Monday, 11/27/2017 5:23:26 PM

Monday, November 27, 2017 5:23:26 PM

Post# of 798118

But if the payments were considered 10% interest and the rest principal, as of the last quarter or two all of the principal would have been paid off - a little at each payment that exceeded interest for the quarter.



Yes, this is exactly what would have happened if the NWS had never existed. The same as "revoking it retroactively."

Without the NWS all shares of the senior preferred would have been paid and retired as of now. With the NWS f&f still owe the full $187.5 billion and all senior preferred shares are still outstanding.

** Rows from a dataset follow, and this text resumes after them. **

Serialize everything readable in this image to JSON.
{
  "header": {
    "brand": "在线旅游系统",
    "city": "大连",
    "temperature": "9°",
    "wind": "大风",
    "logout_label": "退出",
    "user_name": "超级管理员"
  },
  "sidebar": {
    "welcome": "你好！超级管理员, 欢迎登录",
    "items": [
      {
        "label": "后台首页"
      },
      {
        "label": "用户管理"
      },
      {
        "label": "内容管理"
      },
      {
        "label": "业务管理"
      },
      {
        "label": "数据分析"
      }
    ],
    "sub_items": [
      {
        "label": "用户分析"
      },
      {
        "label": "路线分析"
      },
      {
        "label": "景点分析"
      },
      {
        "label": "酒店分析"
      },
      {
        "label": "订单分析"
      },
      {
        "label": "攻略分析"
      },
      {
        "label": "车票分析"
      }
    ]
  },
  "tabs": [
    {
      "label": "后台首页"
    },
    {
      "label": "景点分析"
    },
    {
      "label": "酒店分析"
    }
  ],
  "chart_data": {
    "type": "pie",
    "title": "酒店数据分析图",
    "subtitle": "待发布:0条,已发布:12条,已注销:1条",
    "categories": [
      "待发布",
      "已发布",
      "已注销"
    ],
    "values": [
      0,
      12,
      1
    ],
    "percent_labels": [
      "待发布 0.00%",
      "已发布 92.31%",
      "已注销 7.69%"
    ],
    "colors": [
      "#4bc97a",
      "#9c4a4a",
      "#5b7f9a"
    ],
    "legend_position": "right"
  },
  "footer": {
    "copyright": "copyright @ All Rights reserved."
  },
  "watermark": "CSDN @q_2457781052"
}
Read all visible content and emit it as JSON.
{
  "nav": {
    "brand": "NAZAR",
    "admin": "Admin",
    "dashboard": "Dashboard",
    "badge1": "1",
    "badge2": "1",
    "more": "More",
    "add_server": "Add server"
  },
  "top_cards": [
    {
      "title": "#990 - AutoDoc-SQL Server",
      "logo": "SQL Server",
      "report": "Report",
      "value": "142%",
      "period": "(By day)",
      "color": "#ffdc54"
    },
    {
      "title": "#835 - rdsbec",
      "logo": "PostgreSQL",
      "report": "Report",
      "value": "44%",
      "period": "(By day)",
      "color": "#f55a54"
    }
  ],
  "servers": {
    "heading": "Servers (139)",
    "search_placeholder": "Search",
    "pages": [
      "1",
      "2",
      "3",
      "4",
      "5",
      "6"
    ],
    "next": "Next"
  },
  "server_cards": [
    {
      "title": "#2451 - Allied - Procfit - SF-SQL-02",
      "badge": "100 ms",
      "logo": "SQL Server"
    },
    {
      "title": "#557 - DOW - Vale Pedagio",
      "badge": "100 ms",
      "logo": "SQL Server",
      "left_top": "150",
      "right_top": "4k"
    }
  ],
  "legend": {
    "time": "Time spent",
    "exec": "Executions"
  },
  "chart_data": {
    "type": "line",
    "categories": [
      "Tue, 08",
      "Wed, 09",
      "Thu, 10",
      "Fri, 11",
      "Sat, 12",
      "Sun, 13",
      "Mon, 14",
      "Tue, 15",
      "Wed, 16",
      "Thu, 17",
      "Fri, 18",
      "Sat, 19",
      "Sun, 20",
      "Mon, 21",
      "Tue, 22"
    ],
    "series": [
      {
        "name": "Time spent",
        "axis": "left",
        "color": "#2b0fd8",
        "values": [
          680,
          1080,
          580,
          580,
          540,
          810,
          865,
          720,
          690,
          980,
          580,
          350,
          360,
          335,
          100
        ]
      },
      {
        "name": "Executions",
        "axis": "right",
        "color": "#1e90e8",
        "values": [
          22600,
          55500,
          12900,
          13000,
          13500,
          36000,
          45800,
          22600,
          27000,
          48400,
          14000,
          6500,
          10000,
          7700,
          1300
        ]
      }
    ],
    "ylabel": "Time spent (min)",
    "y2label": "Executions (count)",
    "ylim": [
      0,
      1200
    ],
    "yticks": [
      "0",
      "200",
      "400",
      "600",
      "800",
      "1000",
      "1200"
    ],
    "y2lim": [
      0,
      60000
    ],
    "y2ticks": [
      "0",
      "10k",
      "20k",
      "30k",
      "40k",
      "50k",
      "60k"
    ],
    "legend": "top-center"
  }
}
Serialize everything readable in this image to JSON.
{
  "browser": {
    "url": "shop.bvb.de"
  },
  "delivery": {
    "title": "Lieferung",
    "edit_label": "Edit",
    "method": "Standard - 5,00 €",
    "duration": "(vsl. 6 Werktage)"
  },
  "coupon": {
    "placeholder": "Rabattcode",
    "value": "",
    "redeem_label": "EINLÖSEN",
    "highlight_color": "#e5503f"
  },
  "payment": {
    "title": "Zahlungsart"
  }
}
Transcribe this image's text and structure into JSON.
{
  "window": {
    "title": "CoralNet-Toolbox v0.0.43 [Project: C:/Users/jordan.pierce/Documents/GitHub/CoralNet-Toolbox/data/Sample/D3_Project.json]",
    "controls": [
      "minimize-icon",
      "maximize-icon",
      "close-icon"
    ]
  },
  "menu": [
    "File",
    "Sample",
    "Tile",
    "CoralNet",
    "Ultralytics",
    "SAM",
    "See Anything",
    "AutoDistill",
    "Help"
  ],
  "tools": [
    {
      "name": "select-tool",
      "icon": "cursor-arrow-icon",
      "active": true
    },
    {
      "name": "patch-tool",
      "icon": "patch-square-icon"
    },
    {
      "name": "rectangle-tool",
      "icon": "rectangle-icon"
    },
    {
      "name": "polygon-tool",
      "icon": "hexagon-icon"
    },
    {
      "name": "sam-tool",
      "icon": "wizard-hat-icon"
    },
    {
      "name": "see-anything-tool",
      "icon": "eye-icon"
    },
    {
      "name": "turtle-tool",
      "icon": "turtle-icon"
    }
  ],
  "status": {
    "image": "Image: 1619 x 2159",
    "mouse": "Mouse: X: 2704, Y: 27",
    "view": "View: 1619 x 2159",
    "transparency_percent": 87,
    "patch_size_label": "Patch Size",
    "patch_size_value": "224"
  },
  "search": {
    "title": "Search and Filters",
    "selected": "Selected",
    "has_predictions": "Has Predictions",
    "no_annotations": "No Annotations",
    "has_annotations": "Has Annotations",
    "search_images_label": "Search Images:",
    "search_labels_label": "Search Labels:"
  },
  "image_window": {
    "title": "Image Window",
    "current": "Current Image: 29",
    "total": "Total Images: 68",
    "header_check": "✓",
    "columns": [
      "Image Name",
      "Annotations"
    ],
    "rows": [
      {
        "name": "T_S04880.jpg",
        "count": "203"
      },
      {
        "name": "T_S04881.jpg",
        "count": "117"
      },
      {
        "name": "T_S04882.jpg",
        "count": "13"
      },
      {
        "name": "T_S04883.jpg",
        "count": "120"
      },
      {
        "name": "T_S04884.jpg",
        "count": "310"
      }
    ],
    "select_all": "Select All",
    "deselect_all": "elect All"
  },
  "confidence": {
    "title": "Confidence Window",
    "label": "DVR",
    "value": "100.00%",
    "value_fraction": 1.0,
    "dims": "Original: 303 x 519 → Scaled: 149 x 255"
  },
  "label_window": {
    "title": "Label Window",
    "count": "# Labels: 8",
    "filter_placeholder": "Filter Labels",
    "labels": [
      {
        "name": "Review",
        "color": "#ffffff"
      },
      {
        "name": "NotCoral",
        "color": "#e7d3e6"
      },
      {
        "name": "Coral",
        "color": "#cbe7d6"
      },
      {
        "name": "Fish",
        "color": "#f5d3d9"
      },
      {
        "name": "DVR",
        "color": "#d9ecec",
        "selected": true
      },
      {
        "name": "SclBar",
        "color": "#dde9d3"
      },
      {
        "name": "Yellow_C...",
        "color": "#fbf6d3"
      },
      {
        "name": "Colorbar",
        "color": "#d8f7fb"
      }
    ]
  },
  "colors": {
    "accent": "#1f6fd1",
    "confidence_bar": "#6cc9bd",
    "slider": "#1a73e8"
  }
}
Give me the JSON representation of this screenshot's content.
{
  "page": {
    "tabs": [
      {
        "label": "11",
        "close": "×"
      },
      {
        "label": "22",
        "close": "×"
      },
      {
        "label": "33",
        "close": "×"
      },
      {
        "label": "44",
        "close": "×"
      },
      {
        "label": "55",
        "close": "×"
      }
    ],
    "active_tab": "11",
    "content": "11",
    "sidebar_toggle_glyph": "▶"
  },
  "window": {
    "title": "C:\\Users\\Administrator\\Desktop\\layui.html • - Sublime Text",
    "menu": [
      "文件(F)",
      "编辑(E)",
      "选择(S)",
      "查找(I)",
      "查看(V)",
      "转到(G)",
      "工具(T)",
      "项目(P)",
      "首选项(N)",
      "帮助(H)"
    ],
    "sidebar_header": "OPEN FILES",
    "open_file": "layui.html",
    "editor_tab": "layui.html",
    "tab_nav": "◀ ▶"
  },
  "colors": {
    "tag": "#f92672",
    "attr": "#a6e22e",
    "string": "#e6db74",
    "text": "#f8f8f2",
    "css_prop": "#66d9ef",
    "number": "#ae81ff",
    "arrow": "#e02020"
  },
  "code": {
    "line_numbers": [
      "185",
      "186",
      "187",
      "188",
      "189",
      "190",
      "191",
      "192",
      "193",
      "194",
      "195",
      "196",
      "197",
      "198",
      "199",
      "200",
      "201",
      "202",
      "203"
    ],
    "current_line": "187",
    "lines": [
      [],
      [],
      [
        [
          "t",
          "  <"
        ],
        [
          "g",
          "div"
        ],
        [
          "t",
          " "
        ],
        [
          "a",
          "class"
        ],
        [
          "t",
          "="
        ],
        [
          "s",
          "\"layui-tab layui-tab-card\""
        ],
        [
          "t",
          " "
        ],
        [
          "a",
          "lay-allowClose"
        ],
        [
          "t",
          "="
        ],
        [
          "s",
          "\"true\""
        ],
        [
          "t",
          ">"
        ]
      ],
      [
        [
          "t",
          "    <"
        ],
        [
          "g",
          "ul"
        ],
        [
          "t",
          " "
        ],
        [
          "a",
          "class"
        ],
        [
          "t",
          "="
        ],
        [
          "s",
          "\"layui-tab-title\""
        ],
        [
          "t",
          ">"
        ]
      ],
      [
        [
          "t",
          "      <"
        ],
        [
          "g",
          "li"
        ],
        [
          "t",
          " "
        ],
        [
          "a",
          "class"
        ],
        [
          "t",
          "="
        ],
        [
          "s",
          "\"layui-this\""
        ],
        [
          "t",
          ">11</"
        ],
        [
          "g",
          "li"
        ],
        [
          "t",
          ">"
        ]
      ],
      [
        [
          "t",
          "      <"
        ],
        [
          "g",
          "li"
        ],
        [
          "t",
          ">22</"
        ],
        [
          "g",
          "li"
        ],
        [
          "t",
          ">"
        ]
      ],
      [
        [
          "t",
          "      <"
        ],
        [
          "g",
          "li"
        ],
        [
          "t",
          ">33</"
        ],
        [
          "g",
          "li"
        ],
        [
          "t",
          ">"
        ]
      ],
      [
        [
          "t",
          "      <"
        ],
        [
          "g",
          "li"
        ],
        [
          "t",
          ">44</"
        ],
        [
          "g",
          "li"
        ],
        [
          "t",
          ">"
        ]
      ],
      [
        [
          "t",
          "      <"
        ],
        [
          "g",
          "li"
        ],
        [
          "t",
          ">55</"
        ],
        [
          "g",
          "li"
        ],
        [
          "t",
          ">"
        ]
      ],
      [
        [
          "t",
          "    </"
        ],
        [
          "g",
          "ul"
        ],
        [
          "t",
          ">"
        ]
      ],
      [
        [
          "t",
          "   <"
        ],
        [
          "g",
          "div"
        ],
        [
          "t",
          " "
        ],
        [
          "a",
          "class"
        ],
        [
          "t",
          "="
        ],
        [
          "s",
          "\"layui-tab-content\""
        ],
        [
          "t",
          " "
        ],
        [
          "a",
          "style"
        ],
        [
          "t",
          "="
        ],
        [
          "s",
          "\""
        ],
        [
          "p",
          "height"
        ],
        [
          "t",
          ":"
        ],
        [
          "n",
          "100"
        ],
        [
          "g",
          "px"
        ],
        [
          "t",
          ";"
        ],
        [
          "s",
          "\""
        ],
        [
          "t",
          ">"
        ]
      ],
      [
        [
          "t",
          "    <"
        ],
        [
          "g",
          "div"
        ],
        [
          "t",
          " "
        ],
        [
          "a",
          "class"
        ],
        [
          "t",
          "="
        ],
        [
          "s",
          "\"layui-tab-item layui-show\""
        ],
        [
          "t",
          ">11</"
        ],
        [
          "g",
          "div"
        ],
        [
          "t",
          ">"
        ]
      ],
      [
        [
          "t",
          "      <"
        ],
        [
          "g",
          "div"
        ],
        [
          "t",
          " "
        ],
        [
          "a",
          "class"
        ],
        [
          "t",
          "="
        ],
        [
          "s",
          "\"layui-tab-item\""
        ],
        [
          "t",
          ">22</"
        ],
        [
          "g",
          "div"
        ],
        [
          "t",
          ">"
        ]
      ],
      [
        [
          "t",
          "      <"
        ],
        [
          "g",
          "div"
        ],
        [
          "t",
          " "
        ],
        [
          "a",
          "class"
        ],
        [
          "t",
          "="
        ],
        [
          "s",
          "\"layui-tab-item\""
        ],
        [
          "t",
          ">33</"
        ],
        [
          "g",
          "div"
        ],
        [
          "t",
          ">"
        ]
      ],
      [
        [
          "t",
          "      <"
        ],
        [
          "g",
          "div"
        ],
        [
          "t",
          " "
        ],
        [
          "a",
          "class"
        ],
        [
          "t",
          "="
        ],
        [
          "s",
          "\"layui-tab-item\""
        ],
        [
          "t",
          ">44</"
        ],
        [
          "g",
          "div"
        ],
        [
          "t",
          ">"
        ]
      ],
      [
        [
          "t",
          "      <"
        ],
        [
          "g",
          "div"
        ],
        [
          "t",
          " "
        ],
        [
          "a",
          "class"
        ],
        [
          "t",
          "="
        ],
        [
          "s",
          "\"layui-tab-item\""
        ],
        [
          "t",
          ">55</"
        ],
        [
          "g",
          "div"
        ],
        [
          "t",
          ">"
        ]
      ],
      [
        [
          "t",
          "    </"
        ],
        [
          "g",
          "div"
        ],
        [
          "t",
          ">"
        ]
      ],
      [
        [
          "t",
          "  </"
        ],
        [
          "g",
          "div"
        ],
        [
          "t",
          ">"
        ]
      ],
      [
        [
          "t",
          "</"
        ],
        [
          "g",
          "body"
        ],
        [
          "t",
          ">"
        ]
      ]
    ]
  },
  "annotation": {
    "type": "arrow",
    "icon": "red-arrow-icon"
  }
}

Correct. This is why the companies can't be released as-is, even if FHFA decides that no capital is needed.

The current balance sheet has the senior preferred as a liability, so it subtracts $187.5B from the total f&f net worth making in almost zero.



This is the problem in your argument. The senior preferreds are NOT liabilities. They are (positive) EQUITY. There is a vast difference between the two. Fannie and Freddie both list the senior preferreds as equity on their balance sheets so there is no disputing this point.

Removing the senior preferreds from the balance sheet REDUCES equity which in turn REDUCES net worth.

It all comes from Assets = Liabilities + Equity. Equity and net worth are basically the same here, at least for calculating net worth for the NWS: assets minus liabilities. If you remove the senior preferreds, FnF's combined balance sheets suffer a LOSS of $187B in equity; right now it's around $9B combined so combined equity would be NEGATIVE $178B. There are only three ways to balance this out:

1) Reduce assets by $187B
2) Increase liabilities by $187B
3) Increase equity by $187B

Number 1 involves paying off the $187B again, so that's out if we're talking retroactive revocation of the NWS. Number 2 is also out, it's basically #1 but borrowing the money instead of paying it out of cash or selling assets.

That leaves #3. Increasing equity by $187B basically wipes out almost all of FnF's accumulated deficit of $205B. The remaining negative $18B, plus whatever capital requirement is set by FHFA for release from conservatorship, is how much capital needs to be raised. If FHFA decides on a capital requirement of $100B combined (~2% of assets), FnF will need to raise $118B in capital to have enough retained earnings on the balance sheet to be fully capitalized and released.

2% is also on the low end of Watt's comment. He said 2-3%, so at the high end an extra $50B would need to be raised for a total of $168B.

This amount of money would take at least several years to accumulate through earnings only. An equity raise is by far the fastest and easiest path to recapitalization.